Rifaldy Fajar dan Prihantini Terduga Pemalsu Riset Dikuliti Netizen: Bukan Dokter

Selasa 26-05-2026,10:18 WIB
Rifaldy Fajar dan Prihantini Terduga Pemalsu Riset Dikuliti Netizen: Bukan Dokter

Rifaldy Fajar dan Prihantini Terduga Pemalsu Riset Dikuliti Netizen.-@mandharabrasika/@RidhaIntifadha-Threads/X

"Anehnya Rifaldy Fajar dan Prihantini ini kan bukan dokter, bukan perawat, bukan apoteker, bukan nakes, gak pernah studi kesehatan atau kedokteran. Tapi kok bisa dapat puluhan travel grant selama 2-3 tahun di bidang spesialis kedokteran semua (?) apa gak heran orang-orang dari sana?" tulis akun X @txtdarigurugenz dikutip 26 Mei 2026.

Melihat kejanggalan tersebut, netizen pun menguliti riwayat pendidikan pelaku.

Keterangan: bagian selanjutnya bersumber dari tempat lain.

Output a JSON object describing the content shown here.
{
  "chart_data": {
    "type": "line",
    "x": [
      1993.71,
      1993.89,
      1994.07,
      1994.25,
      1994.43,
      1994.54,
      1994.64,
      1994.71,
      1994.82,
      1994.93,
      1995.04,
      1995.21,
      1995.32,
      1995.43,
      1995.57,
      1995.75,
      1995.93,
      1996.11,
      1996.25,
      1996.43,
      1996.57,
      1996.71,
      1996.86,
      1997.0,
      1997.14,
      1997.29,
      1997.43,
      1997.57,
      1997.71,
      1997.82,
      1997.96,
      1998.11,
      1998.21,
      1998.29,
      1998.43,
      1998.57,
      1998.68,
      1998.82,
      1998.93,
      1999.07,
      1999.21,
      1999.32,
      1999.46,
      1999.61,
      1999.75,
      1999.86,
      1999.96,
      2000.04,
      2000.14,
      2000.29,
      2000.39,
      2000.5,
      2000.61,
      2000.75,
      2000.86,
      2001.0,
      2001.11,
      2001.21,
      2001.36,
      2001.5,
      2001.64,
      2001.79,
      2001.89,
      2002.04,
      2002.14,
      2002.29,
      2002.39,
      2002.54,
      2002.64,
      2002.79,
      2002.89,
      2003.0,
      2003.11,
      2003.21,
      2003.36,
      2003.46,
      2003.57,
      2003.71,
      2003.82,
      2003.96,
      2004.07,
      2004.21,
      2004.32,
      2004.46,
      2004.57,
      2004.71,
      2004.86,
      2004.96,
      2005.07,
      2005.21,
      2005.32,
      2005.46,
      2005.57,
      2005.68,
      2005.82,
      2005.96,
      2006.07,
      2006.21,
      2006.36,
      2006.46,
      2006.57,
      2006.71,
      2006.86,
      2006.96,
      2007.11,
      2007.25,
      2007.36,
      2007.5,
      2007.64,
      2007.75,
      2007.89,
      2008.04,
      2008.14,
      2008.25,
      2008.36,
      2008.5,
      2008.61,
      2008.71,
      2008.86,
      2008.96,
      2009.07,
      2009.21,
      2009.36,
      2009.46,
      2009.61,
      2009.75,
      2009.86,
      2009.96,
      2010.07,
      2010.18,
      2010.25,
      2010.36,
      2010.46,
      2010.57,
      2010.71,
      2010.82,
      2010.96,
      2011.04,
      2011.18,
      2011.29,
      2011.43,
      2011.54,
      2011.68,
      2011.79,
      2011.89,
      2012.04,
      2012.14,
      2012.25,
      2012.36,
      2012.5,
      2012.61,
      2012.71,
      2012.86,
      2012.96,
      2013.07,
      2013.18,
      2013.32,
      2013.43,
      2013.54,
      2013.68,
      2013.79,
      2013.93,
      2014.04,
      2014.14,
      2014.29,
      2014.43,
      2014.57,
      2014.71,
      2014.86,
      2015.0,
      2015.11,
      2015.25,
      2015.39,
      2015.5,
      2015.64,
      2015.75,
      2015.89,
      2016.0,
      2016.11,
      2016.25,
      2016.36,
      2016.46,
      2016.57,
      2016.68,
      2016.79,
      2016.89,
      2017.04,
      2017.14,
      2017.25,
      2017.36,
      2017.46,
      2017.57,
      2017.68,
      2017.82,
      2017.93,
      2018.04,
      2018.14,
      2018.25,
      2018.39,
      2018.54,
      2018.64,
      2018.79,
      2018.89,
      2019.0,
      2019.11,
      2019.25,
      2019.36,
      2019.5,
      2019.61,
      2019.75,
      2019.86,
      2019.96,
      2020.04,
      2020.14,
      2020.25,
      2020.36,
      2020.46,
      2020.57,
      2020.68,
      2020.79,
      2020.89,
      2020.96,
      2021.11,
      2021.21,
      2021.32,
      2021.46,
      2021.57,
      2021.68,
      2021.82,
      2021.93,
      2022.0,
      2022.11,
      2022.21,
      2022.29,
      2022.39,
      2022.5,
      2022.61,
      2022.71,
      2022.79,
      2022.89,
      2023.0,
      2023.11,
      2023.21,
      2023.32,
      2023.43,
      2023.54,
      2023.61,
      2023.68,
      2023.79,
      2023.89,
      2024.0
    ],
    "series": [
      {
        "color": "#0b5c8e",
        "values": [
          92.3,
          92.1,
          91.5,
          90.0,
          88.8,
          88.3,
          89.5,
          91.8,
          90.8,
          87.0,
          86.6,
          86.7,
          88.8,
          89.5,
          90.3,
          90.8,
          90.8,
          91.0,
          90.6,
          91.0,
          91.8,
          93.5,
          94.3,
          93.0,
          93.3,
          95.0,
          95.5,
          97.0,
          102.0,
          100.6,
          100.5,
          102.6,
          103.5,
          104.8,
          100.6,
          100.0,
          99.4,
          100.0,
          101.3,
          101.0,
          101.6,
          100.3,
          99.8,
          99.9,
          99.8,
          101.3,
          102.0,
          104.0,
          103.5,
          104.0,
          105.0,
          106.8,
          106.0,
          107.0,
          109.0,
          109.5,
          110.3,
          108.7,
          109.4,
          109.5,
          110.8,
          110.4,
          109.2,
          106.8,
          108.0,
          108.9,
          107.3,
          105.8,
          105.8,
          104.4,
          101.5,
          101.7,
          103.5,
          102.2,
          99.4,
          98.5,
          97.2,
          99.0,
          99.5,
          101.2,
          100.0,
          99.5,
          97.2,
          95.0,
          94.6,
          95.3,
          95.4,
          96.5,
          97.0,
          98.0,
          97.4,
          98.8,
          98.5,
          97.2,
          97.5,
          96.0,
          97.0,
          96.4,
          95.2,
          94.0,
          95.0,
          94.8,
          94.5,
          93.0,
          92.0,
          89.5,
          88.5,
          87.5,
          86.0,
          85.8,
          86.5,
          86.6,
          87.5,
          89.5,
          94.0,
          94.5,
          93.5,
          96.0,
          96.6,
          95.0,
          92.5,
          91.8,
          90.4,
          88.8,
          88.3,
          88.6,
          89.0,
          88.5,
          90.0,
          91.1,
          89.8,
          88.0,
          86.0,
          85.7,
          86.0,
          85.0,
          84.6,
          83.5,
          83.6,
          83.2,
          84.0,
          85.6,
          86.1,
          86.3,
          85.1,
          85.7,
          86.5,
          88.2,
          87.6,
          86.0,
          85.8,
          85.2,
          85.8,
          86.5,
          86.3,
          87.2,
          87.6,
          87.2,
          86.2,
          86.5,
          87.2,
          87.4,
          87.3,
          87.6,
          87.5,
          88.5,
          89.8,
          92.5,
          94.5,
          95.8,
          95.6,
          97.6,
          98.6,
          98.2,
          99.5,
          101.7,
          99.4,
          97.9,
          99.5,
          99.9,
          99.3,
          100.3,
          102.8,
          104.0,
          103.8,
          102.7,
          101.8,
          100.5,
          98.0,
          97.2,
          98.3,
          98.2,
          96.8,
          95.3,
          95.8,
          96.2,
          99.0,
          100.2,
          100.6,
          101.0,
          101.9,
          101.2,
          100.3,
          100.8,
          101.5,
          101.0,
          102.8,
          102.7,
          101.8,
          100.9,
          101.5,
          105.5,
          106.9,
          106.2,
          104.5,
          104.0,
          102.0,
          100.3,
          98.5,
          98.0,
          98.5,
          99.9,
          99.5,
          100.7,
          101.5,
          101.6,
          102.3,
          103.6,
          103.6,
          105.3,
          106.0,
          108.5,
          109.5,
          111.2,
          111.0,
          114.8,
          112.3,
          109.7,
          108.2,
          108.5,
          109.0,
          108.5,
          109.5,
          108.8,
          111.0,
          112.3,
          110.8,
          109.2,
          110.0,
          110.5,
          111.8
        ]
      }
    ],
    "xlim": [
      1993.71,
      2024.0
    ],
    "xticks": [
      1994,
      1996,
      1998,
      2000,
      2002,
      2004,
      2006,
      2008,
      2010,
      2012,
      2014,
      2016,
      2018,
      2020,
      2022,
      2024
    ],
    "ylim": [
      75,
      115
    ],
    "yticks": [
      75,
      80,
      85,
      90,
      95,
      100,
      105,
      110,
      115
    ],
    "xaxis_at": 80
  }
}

Melansir dari laman Linkedln salah satu pelaku bernama Prihantini, ia adalah seorang mahasiswi lulusan UNY (2015) prodi Matematika.

Di tahun 2020, ia melanjutkan pendidikan S2 di ITB sebagai penerima LPDP.

BACA JUGA:Ramai-Ramai Ajukan Petisi Tuntut Pertanggungjawaban Irawati Puteri, Penerima Beasiswa LPDP di Stanford

Prihantini juga sempat magang di Balai Besar Laboratorium Kesehatan sebagai Reseacrh Assistant (2018).

Kemudian, ia juga pernah menjadi team content RMPI di BRIN (Badan Riset dan Inovasi Nasional RI)pada 2023.

Sempat bekerja purnawaktu pada 2023-2024 di LPDP sebagai Analyst at Directorate of Research Facilitation.

Saat ini, ia tercatat sebagai independent researcher di The IMCD BioMed Research Foundation.

Sementara itu, pelaku lainnya bernama Rifaldy Fajar juga merupakan lulusan Sarjana Matematika tahun 2014 dari Universitas Negeri Yogyakarta (UNY).

Hal ini pun menuai banyak komentar dari netizen, mereka menyayangkan sikap Rifaldy Fajar dan Prihantini yang mencoreng nama baik pendidikan Indonesia.

BACA JUGA:Adu Karier Dwi Sasetyaningtyas dan Irawati Puteri, Transformasi Alumni LPDP Jadi CEO

"Perbuatan ini bener bener mencoreng nama baik pendidikan Indonesia loh, pendidikan kita (khususnya kedokteran) udah dipandang sebelah mata, ditambah ada pemalsuan kelas dunia begini apa ga amsyong," tulis akun @txtdarigurugenz.

"Yang bikin sedih, kasus ini semakin memperburuk pandangan internasional terhadap pendidikan kedokteran Indonesia. Banyak mahasiswa & dokter muda yang berjuang dengan susah payah, tapi cuma gara-gara segelintir orang begini, semua jadi ikut tercoreng." komentar salah satu netizen.

"Kalau terbukti, blacklist aja pelakunya dari semua grant & konferensi. Jangan biarkan segelintir orang rusak nama baik ribuan peneliti Indonesia yang jujur."